Saya bukan pengacara keluarga. Tapi saat itu (Jumat, 1 Mei 2015) pukul 01.00 saya baru pulang ke rumah, buka sepatu, celana, sepatu, duduk di kursi untuk rebahan. Ada pesan pesan masuk dari Novel, oh ternyata dari istrinya Novel. Isinya Bang Novel baru ditangkap, minta bantuannya. Saya telepon dan istrinya cerita. Ya sudah saya langsung ke Bareskrim.
Saya tunggu sampai jam berapa gitu, ada Budi Waseso lagi wawancara dan setelah selesai saya datangi Budi. Saya dikasih akses datang.
Di tengah jam-jam itu saya banyak telepon pejabat tinggi di kepolisian. Pejabat bintang 3. Saya telepon semua, yang saya rasa perlu saya telepon. Saya telepon menteri juga. Kapolri angkat telepon jam 3 (pagi). Andi Widjajanto telepon balik jam 6-an. Saya kasih Novel suruh cerita. Andi bilang susun laporan ke Presiden yuk apa yang terjadi.
Saya bantu suarakan lewat media sosial, di Change.org. Galang dukungan. Saya tanya Novel, mau seperti apa ini perlawanannya? Tinggi atau berat, atau biasa aja? Fight mas tinggi. Hayok! Lawan. Berarti nggak ada kompromi kita, seluruh cara kita jalankan. Proses hukum kita hadapi dengan strategi hukum. Proses politik dengan cara-cara politik. Dan tentu konsolidasi gerakan.
Apa celah hukum yang menjadi pembelaan status tersangka Novel di Praperadilan nanti bisa dibatalkan?
Kalau celah hukum saya tidak bisa bicara karena ini bagian dari strategi kuasa hukum. Tapi kalau dasar hukumnya standar. Kita ditangkap dan ditahan dengan cara yang tidak sesuai dengan hukum acara, itu kan tidak adil.
Saat ini polisi sudah menyuntuh ke area politis, seperti berkomentar Presiden Jokowi akan diperiksa (dalam korupsi UPS di DKI Jakarta). Menurut Anda bagaimana?
Iya itu kan karena ada hubungan politik antara pelaku politik dengan orang-orang tertentu dalam kepolisian. Sehingga dia kepercayaan diri dan ada semacam keberanian diri untuk mengambil langkah-langkah sejauh itu. Kan bukan tanpa alasan yang disampaikan bahawa pernyataan seseorang, katakan lah Kabareskrim, bukan kapolri, itu mengambil sikap demikian.

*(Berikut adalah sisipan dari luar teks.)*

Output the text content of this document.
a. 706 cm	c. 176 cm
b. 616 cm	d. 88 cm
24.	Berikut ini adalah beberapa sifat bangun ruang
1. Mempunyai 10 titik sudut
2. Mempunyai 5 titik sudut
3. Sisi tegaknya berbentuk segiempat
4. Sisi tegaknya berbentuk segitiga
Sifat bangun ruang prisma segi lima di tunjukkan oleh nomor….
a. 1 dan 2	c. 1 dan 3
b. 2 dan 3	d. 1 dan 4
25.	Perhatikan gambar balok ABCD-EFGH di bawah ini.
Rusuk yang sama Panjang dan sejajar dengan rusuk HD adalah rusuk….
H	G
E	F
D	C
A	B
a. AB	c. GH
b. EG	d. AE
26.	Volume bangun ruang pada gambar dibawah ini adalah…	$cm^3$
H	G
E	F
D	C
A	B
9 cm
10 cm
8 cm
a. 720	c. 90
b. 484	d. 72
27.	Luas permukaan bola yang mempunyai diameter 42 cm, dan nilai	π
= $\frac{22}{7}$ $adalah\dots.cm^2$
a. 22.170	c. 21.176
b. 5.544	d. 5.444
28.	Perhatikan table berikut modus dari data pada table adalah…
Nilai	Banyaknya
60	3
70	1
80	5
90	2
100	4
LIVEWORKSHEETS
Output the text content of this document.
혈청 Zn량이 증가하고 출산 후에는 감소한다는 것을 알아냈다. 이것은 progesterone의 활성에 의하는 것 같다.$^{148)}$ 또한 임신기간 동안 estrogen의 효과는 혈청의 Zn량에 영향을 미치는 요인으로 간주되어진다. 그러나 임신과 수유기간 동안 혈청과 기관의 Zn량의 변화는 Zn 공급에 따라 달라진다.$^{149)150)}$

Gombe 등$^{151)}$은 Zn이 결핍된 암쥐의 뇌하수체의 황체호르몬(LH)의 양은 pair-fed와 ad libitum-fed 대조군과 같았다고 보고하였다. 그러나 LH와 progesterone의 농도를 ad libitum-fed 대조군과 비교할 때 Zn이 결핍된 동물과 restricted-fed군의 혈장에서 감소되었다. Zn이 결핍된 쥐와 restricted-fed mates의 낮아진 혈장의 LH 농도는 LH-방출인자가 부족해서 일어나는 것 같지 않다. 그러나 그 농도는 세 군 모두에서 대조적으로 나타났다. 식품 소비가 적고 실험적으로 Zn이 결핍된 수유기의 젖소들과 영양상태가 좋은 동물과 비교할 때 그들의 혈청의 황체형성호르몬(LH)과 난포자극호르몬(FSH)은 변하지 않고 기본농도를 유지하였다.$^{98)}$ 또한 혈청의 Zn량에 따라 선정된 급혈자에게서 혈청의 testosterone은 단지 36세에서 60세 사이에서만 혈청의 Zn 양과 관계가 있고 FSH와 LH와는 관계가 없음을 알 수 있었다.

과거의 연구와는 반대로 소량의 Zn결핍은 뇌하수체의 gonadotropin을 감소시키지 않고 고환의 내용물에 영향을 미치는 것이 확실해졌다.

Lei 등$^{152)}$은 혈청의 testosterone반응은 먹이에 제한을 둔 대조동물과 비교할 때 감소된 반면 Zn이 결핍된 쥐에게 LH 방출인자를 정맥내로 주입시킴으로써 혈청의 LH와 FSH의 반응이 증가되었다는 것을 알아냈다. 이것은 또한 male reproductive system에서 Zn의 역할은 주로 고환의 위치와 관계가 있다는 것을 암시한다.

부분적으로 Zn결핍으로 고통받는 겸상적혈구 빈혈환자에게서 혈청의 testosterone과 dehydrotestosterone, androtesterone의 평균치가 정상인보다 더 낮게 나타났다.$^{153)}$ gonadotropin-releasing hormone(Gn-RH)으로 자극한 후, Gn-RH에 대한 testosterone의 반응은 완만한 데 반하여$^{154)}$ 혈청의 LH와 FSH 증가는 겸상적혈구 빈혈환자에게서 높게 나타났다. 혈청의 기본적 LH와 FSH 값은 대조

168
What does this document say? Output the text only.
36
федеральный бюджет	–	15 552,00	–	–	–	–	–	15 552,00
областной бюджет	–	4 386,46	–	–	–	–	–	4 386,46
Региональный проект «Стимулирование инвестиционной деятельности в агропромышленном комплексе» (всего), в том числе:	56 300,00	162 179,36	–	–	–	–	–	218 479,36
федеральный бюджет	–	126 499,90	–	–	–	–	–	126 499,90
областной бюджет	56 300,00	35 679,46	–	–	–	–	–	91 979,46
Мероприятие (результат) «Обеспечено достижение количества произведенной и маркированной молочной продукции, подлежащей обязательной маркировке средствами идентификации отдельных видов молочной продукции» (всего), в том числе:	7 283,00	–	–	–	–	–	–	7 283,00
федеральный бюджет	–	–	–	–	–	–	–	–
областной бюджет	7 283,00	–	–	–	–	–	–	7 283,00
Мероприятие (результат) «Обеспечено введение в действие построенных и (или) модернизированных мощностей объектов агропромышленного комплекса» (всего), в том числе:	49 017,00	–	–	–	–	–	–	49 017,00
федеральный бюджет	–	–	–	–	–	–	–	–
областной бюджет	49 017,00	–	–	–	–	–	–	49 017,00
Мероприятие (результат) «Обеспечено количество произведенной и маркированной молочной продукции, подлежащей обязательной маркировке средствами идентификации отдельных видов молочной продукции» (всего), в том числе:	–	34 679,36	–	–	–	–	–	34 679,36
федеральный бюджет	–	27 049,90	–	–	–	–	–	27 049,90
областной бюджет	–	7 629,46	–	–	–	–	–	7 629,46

Apa lagi kita tahu dalam pucuk kekuasaan, presiden dan wakil presiden kan terlihat sikap yang terbelah antara Jokowi sebagai Presiden dan Jusuf Kalla sebagai Wapres.
Indikatornya sederhana. Di hari Novel ditangkap, ketika Jokowi mengambil sikap agar Novel tidak ditahan, memerintahkan Kapolri melakukan itu. Jusuf Kalla datang ke Bareskrim Mabes Polri untuk sikap yang berbeda. Dia anggap masalah itu nggak ada, pengkapan itu bukan masalah, bagian dari proses hukum biasa yang harus dilanjutkan.